Thursday, February 15, 2018

CFPB strategic plan: fulfill statutory duties ‘but go no further’

By Katalina M. Bianco, J.D.

The Consumer Financial Protection Bureau has published its strategic plan for fiscal years 2018-2022, outlining its mission, goals, and objectives. Acting Director Mick Mulvaney made it clear that the CFPB’s strategic plan presents a revised mission for the Bureau under his leadership, focusing now on "equally protecting the legal rights of all, including those regulated by the Bureau."

"If there is one way to summarize the strategic changes occurring at the Bureau, it is this: we have committed to fulfill the Bureau’s statutory responsibilities, but go no further," Mulvaney said. "By hewing to the statute [Dodd-Frank Act], this Strategic Plan provides the Bureau ready roadmap, a touchstone with a fixed meaning that should serve as a bulwark against the misuse of our unparalleled powers."

According to the plan, the Bureau now will focus on "regulating consumer financial products or services under existing federal consumer financial laws, enforcing those laws judiciously, and educating and empowering consumers to make better informed financial decisions."

Vision.

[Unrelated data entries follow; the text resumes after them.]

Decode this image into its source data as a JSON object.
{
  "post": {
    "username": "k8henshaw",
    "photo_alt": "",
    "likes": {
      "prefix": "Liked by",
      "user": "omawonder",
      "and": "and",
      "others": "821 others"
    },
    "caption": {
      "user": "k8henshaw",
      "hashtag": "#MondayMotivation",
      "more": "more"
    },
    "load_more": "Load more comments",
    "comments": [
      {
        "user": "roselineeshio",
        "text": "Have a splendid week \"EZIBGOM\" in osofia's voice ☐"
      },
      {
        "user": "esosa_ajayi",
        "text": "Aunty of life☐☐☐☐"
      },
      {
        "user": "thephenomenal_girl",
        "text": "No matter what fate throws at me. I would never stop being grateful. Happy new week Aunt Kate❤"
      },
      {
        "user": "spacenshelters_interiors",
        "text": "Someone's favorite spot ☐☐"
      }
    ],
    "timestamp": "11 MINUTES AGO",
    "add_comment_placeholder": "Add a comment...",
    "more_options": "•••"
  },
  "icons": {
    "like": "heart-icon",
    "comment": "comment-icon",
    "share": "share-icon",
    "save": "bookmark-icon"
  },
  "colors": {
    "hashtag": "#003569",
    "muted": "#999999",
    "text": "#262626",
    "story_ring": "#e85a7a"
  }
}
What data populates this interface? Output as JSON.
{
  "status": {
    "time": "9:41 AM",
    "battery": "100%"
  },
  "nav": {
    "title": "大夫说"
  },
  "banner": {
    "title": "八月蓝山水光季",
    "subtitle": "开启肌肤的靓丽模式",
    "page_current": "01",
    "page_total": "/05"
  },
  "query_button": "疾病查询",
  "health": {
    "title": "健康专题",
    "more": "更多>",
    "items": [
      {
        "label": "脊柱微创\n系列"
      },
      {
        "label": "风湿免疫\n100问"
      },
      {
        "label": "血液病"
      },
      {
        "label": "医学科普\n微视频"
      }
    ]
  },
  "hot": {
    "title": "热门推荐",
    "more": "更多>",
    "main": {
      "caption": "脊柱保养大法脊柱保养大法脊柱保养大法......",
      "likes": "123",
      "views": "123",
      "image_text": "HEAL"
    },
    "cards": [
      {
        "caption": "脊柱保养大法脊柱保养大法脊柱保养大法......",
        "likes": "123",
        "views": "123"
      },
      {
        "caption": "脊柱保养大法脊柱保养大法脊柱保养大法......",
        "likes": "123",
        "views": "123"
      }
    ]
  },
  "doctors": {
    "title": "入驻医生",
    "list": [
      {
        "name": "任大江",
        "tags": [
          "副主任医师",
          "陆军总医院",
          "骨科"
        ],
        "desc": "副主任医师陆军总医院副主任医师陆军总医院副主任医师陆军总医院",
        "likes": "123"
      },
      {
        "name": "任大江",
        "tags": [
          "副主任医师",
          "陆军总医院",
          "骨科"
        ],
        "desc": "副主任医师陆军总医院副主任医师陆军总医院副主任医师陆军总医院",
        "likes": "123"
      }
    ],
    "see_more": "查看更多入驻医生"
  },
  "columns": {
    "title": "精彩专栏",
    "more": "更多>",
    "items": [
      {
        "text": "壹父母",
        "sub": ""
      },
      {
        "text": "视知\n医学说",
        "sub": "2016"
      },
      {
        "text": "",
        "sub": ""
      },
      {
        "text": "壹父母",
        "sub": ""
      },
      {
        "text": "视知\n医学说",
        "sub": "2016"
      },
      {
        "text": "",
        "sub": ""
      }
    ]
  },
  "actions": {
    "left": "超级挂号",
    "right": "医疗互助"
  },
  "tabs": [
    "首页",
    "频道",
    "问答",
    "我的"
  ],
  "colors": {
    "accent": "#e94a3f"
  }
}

The plan describes the Bureau’s vision. "Free, innovative, competitive, and transparent consumer finance markets where the rights of all parties are protected by the rule of law and where consumers are free to choose the products and services that best fit their individual needs." To achieve this vision, the CFPB will:

  • seek the counsel of others;
  • equally protect the legal rights of all;
  • confidently do what is right; and
  • act with humility and moderation.

Strategic goals. The plan outlines three strategic goals for FY 2018-2022:

  1. Ensure that all consumers have access to markets for consumer financial products and services.
  2. Implement and enforce the law consistently to ensure that markets for consumer financial products and services are fair, transparent, and competitive.
  3. Foster operational excellence through efficient and effective processes, governance, and security of resources and information.
The plan provides objectives and strategies intended to achieve each goal, which include:

  • Regularly identify and address outdated, unnecessary, or unduly burdensome regulations in order to reduce unwarranted regulatory burdens.
  • Obtain input and feedback with respect to existing regulations, alternative approaches to regulation, and alternatives to regulation.
  • Pursue an efficient, transparent, and inclusive approach to developing or revising regulations.
  • Carefully evaluate the potential benefits and costs of contemplated regulations.
  • Provide financial institutions, service providers, and other entities with tools and resources to support implementation and compliance with consumer financial protection laws.
  • Enforce federal consumer financial law consistently, without regard to the status of a person as a depository institution, in order to promote fair competition.
  • Enhance compliance with federal laws intended to ensure the fair, equitable, and nondiscriminatory access to credit for both individuals and companies and promote fair lending compliance and education.
  • Focus supervision and enforcement resources on institutions and their product lines that pose the greatest risk to consumers based on the nature of the product, field and market intelligence, and the size of the institution and product line.
  • Enhance internal policies that facilitate the integration of the Bureau’s supervision and enforcement functions.
Brown response. Senator Sherrod Brown (D-Ohio) said the Bureau, "under orders from OMB [Office of Management and Budget] Director Mick Mulvaney, has decided to revise the mission and vision of the bureau by further deterring the agency from pursuing its mission of protecting consumers." He stated that financial institutions, like banks and payday lenders, "have enough lobbyists working on their behalf—the Consumer Financial Protection Bureau must continue to be fighting for working families." Brown urged the Trump Administration to "swiftly nominate someone who will have full bipartisan support in the Senate and will protect consumers instead of special interests."

Consumers Union comments. Consumers Union said the Bureau’s plan "signals that it will ease up on enforcement and investigations of shady financial practices and identifies deregulation as a top priority."

"The CFPB’s new strategic plan effectively muzzles the consumer watchdog," said Anna Laitin, Director of Financial Policy for Consumers Union. Laitin continued, "It is past time for the President to nominate, and the Senate to consider, a permanent nominee who will restore the CFPB’s critical consumer protection role."